The group is relying on modeling data suggesting viral antigen rapid diagnostic tests may be the best way to reach the most people. Within LMICs, there is less ability to carry out traditional decentralized molecular testing because it is either unavailable or is too slow or costly, Sampath said. He estimated that three quarters of the tests required will be "easy-to-deploy" diagnostics, which would most likely be antigen-based RDTs.

However, antigen tests that require platforms or readers — such as the recently-launched Quidel Sofia 2 SARS Antigen FIA for example, or an antigen test in development on the BD Veritor — generally require a lab space in LMICs, Sampath said.

"If you have a lab, then the base case is slightly different, and you could then look at smaller point-of-care molecular diagnostics to see how they perform," he said. Tests for viral nucleic acids — which generally incorporate an amplification step — are typically more sensitive than diagnostic tests that simply react to antigen on the viral surface.

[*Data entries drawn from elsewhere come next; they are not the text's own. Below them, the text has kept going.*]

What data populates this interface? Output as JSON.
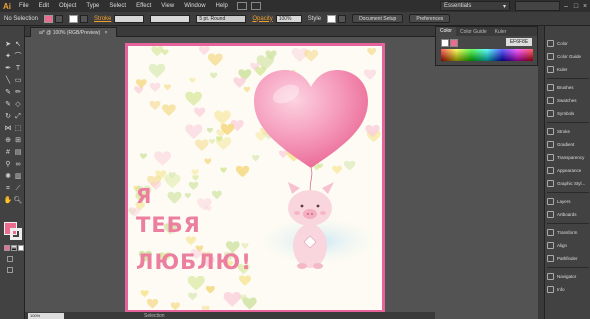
{
  "app": {
    "logo": "Ai"
  },
  "menubar": {
    "items": [
      "File",
      "Edit",
      "Object",
      "Type",
      "Select",
      "Effect",
      "View",
      "Window",
      "Help"
    ],
    "workspace": "Essentials"
  },
  "controlbar": {
    "selection_label": "No Selection",
    "stroke_label": "Stroke",
    "brush_label": "5 pt. Round",
    "opacity_label": "Opacity",
    "opacity_value": "100%",
    "style_label": "Style",
    "document_setup": "Document Setup",
    "preferences": "Preferences"
  },
  "document": {
    "tab_title": "ai* @ 100% (RGB/Preview)",
    "tab_close": "×"
  },
  "color_panel": {
    "tabs": [
      "Color",
      "Color Guide",
      "Kuler"
    ],
    "hex_value": "EF6F8E",
    "fill_color": "#ea6d8f"
  },
  "panels": [
    {
      "label": "Color",
      "icon": "color-icon"
    },
    {
      "label": "Color Guide",
      "icon": "color-guide-icon"
    },
    {
      "label": "Kuler",
      "icon": "kuler-icon"
    },
    {
      "label": "Brushes",
      "icon": "brushes-icon"
    },
    {
      "label": "Swatches",
      "icon": "swatches-icon"
    },
    {
      "label": "Symbols",
      "icon": "symbols-icon"
    },
    {
      "label": "Stroke",
      "icon": "stroke-icon"
    },
    {
      "label": "Gradient",
      "icon": "gradient-icon"
    },
    {
      "label": "Transparency",
      "icon": "transparency-icon"
    },
    {
      "label": "Appearance",
      "icon": "appearance-icon"
    },
    {
      "label": "Graphic Styl...",
      "icon": "graphic-styles-icon"
    },
    {
      "label": "Layers",
      "icon": "layers-icon"
    },
    {
      "label": "Artboards",
      "icon": "artboards-icon"
    },
    {
      "label": "Transform",
      "icon": "transform-icon"
    },
    {
      "label": "Align",
      "icon": "align-icon"
    },
    {
      "label": "Pathfinder",
      "icon": "pathfinder-icon"
    },
    {
      "label": "Navigator",
      "icon": "navigator-icon"
    },
    {
      "label": "Info",
      "icon": "info-icon"
    }
  ],
  "artwork": {
    "line1": "Я",
    "line2": "ТЕБЯ",
    "line3": "ЛЮБЛЮ!",
    "text_color": "#ec7fa0",
    "border_color": "#e5639a",
    "balloon_color": "#f07ba3"
  },
  "statusbar": {
    "zoom": "100%",
    "tool": "Selection"
  }
}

"Right now, we are prioritizing antigen RDTs as a first shot … keeping in mind that there is still a huge need for point-of-care molecular tests and there are markets where these tests can be used, so also ensuring that they are scaled and produced will be a critical piece," Sampath said.

Although the initial ACT-A call is for 500 million tests, that is simply the amount needed to target LMICs, Sampath clarified. "Globally, the need it much larger."

Indeed, the pandemic is straining higher-income countries as they try to manage shortfalls in testing capacities.

"We believe that the products coming out of this [effort] would, and should, focus broadly — what we want is that a percent of the development be focused to ensure equitable delivery and access to LMICs," Sampath noted.

That said, a reliable, fast, point-of-care antigen test "would be a game changer" in higher-income countries as well, he said, and these same products could also be used in such settings. The difference would be that in LMICs there is less opportunity for confirmatory molecular testing, so the accuracy of the RDTs might be more critical in that context.

In addition to the viral antigen-based test assessments, FIND has also been performing and publishing the results of other assay evaluations.

It provided details last week on a first round of 21 molecular diagnostic assays for SARS-CoV-2 in which the tests showed high sensitivities and specificities and limits of detection between 1 and 100 copies per milliliter, consistent with a number of recent studies. FIND is also currently evaluating a total of 26 rapid serological antibody tests and eight ELISAs to detect past COVID-19 infection.